De keerzijde van de ‘can do-mentaliteit’ in Vuurdoop vond ik ook herkenbaar. We accepteren bijvoorbeeld de stapeling van taken. Wij blijven maar doorgaan met minder mensen en minder materiaal. Terwijl we ook eenheden kunnen bundelen, zodat gezamenlijk wél alle benodigde functies gevuld zijn en het materiaal er is. Als afdelingshoofd heb ik dat een aantal keer geopperd, maar er is weinig animo voor omdat mensen bang zijn hun eigen eenheid te verliezen. Toch denk ik dat dat niet opweegt tegen de dagelijkse druk die veel collega’s ervaren. Uit het nagesprek bleek ook dat we geneigd zijn problemen buiten onszelf te leggen. De organisatie veroorzaakt ze, dus de hogere leiding moet ze maar oplossen. Ik ben ervan overtuigd dat we een deel zelf kunnen veranderen. Daar wil ik nog meer naar zoeken.”

‘Wij blijven maar doorgaan met minder mensen en minder materiaal’

Korporaal-1 Mark vraagt zich af of hij wel in dat gecamoufleerde pak hoort.

‘Ik hoop dat er echt iets met de gesprekken en feedback wordt gedaan’

“Ik twijfel of ik nog op de juiste plek zit” 

Korporaal-1 Mark van het Stafberichtenkantoor van 11 Luchtmobiele Brigade 

“Net als 1 van de hoofdrolspelers in Vuurdoop ben ik bezig met de grote vraagstukken. Ben ik wie ik wil zijn? Hoor ik wel in dat gecamoufleerde pak? Ik draai ruim 16 jaar mee en voel me soms vastgeroest; twijfel of ik nog wel op de juiste plek zit. Wil ik voor deze werkgever blijven werken of zoek ik liever een baan in de burgermaatschappij? Zonder uitzenddruk, met minder risico’s en misschien een hoger salaris. Of zou ik in dan de uitdaging, afwisseling en kameraadschap te veel missen?
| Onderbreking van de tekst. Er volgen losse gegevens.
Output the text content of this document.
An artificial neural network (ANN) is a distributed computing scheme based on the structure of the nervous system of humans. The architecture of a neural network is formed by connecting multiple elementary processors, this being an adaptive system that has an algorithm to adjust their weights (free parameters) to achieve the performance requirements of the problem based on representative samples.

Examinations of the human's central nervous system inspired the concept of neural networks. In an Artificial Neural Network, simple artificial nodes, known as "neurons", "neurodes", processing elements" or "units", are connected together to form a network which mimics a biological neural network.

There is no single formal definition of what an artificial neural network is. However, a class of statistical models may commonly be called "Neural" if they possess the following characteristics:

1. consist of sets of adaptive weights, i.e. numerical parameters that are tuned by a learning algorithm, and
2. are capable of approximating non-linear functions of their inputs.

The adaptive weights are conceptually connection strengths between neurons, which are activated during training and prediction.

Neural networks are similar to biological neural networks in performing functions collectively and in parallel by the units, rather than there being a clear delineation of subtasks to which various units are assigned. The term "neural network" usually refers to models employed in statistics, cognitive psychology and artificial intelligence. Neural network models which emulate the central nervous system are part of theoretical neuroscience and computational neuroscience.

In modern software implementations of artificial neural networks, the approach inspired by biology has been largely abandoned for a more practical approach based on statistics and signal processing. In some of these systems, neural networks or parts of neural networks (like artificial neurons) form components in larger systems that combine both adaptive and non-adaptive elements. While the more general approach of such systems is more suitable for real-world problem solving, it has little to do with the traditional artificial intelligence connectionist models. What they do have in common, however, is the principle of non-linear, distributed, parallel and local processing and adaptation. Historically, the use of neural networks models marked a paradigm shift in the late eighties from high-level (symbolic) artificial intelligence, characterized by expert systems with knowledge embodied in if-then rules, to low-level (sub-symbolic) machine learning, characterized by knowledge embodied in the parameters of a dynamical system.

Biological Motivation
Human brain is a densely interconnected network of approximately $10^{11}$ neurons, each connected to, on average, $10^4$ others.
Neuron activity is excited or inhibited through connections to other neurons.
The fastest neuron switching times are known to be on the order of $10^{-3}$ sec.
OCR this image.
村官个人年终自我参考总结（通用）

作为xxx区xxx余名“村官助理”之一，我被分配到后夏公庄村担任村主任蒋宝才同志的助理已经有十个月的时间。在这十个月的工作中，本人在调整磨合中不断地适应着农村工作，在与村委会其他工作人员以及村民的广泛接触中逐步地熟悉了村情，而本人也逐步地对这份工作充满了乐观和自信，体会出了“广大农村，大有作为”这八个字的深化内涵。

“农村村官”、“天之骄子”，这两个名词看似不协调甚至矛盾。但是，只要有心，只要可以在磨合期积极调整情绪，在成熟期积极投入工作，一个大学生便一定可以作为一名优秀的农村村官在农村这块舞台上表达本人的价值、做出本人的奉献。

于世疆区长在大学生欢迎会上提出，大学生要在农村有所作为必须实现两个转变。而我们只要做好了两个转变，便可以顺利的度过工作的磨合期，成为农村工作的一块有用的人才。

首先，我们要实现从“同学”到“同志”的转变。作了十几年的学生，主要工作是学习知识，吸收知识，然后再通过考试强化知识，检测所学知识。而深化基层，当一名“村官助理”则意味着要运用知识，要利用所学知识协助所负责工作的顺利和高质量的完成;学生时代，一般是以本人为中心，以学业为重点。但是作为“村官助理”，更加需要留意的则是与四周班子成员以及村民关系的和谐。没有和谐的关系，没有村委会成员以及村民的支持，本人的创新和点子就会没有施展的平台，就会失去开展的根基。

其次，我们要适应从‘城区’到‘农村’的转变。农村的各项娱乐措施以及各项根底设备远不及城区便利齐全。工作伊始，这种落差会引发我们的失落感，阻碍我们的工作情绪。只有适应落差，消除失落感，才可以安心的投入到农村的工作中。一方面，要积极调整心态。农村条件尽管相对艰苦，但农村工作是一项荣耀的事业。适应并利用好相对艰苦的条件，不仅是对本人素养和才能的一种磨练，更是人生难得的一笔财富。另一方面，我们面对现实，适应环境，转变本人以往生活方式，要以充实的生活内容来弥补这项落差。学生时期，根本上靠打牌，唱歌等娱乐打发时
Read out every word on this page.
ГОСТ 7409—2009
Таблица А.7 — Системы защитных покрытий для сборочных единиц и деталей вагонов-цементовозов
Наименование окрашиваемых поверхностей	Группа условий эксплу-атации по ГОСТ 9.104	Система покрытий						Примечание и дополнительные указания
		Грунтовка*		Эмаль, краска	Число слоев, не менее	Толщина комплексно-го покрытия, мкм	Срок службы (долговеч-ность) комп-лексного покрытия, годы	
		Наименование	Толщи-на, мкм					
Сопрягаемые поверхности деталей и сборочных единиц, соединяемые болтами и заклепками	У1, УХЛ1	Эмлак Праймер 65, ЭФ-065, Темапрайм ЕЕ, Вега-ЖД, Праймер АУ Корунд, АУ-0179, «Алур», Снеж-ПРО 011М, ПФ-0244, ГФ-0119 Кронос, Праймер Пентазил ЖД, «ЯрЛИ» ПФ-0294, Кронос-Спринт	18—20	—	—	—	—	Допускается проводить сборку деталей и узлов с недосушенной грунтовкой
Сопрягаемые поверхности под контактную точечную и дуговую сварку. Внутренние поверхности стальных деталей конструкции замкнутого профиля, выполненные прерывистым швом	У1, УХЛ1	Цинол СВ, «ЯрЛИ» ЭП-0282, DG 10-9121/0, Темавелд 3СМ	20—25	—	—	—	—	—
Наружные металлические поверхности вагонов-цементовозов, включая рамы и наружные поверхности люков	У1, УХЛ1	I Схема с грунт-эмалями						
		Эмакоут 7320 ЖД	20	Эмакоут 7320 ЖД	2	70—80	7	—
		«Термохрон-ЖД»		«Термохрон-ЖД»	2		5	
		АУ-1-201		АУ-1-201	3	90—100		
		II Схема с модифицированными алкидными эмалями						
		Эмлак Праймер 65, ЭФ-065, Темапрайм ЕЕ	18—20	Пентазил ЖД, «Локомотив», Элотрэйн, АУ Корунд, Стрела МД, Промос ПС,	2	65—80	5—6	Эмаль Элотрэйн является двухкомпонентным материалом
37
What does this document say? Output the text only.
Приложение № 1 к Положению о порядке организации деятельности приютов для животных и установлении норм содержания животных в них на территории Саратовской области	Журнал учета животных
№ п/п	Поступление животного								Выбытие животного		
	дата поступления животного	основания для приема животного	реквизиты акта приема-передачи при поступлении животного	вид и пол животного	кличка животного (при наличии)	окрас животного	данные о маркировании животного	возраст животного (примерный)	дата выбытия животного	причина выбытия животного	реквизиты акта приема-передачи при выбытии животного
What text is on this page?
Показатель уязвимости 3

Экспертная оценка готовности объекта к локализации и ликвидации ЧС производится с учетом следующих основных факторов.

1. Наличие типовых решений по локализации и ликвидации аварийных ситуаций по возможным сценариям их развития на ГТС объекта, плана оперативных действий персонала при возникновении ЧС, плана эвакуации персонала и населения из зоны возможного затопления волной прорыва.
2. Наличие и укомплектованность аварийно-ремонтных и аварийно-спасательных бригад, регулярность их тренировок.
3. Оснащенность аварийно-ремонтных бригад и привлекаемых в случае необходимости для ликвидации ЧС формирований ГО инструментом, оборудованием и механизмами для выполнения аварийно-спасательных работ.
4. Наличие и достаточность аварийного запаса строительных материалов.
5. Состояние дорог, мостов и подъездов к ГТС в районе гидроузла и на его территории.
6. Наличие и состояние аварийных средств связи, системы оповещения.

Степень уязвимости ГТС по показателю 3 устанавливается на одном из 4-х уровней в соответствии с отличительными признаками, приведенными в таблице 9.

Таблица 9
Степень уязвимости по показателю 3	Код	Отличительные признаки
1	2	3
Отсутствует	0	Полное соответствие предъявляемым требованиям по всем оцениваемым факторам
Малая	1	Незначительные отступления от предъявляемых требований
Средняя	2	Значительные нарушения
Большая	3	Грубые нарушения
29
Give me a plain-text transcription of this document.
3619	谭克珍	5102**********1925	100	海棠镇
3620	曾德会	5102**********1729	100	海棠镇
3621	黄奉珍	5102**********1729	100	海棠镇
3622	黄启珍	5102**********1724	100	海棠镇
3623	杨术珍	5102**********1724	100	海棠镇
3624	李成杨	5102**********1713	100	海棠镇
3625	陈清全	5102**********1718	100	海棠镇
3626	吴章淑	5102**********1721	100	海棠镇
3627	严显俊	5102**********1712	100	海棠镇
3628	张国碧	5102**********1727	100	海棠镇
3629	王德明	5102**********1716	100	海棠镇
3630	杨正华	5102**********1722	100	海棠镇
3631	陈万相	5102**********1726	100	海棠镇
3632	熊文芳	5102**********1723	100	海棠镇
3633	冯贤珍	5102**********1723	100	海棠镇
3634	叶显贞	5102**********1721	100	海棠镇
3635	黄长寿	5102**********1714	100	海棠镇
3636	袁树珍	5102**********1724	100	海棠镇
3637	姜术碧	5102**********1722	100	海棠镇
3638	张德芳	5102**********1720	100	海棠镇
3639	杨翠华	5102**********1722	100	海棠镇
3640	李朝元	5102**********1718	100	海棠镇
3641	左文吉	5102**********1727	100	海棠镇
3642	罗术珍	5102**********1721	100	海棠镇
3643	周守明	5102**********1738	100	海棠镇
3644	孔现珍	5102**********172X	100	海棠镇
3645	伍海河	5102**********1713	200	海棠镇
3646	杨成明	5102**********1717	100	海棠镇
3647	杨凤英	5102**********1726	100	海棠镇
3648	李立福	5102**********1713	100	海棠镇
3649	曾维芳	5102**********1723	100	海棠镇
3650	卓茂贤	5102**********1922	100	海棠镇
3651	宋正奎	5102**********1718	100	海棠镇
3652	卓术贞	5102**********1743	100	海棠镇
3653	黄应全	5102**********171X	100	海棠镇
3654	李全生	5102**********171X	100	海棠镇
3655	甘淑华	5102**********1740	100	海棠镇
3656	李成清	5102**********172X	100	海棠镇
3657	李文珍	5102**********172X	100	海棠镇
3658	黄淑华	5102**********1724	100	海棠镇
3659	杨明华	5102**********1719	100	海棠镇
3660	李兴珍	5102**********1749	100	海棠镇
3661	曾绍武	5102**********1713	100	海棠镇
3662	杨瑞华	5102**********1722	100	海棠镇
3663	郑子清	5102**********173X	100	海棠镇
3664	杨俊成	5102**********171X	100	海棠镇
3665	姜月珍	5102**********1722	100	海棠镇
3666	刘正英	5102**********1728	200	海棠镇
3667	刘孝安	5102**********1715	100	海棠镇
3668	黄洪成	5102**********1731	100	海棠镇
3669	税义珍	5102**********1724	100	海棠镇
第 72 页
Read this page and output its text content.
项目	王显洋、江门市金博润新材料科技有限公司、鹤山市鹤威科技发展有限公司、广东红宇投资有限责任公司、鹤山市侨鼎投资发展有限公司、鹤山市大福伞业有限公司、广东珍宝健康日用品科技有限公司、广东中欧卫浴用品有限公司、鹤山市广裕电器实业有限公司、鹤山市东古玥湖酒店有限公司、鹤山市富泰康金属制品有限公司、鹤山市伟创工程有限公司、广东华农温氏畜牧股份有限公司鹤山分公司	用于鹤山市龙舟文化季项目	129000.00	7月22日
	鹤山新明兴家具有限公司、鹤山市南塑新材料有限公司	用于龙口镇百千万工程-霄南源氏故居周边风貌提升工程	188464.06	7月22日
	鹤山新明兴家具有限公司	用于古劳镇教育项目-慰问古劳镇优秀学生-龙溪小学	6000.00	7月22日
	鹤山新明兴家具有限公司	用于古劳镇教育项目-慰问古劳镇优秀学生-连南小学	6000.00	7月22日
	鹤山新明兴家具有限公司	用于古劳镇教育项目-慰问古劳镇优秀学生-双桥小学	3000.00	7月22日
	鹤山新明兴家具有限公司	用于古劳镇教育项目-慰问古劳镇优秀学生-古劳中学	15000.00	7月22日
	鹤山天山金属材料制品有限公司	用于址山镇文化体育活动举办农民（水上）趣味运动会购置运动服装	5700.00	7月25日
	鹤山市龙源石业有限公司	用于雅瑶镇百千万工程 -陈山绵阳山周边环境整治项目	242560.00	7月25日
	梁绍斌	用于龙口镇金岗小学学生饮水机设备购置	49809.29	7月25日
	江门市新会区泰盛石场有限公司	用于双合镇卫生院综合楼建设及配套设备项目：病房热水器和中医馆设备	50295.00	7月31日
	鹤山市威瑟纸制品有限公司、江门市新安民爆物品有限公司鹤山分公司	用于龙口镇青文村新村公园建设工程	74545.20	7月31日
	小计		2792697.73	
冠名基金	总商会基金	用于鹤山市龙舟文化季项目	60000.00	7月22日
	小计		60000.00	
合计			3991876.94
Ik ben lange tijd Stingerschutter en ploegcommandant geweest. Op een gegeven moment kreeg ik een brief op de mat met een negatief bevorderingsbesluit. Ik ben korporaal en als je dan niet naar de KMS of KMA gaat, houdt het na je 35e op. Ik wilde wel naar de KMA, maar het was toen niet het juiste moment; door bezuinigingen werden er nauwelijks mensen aangenomen. Nu werk ik als stafmedewerker bij mijn eenheid en studeer daarnaast voor leraar Nederlands. Het einde van mijn contract komt dichterbij. Ik ben nog steeds in tweestrijd.

Tijdens mijn opleiding was er een verplicht onderdeel bij Vormingscentrum Landgoed Beukbergen. Daarbij werden kritische vragen gesteld over wat ‘militair zijn’ betekende. Mooie discussies, maar later hoorde je er niemand meer over. Sportlessen worden bij onze eenheid volop gegeven, maar af en toe een lesje ethiek of bezinning zou heel goed zijn, denk ik. Ik hoop dat Vuurdoop niet doodbloedt, maar dat er echt iets met de gesprekken en feedback wordt gedaan. Na al die jaren van veranderingen en reorganisaties is dit hopelijk het begin van een duidelijke koers.”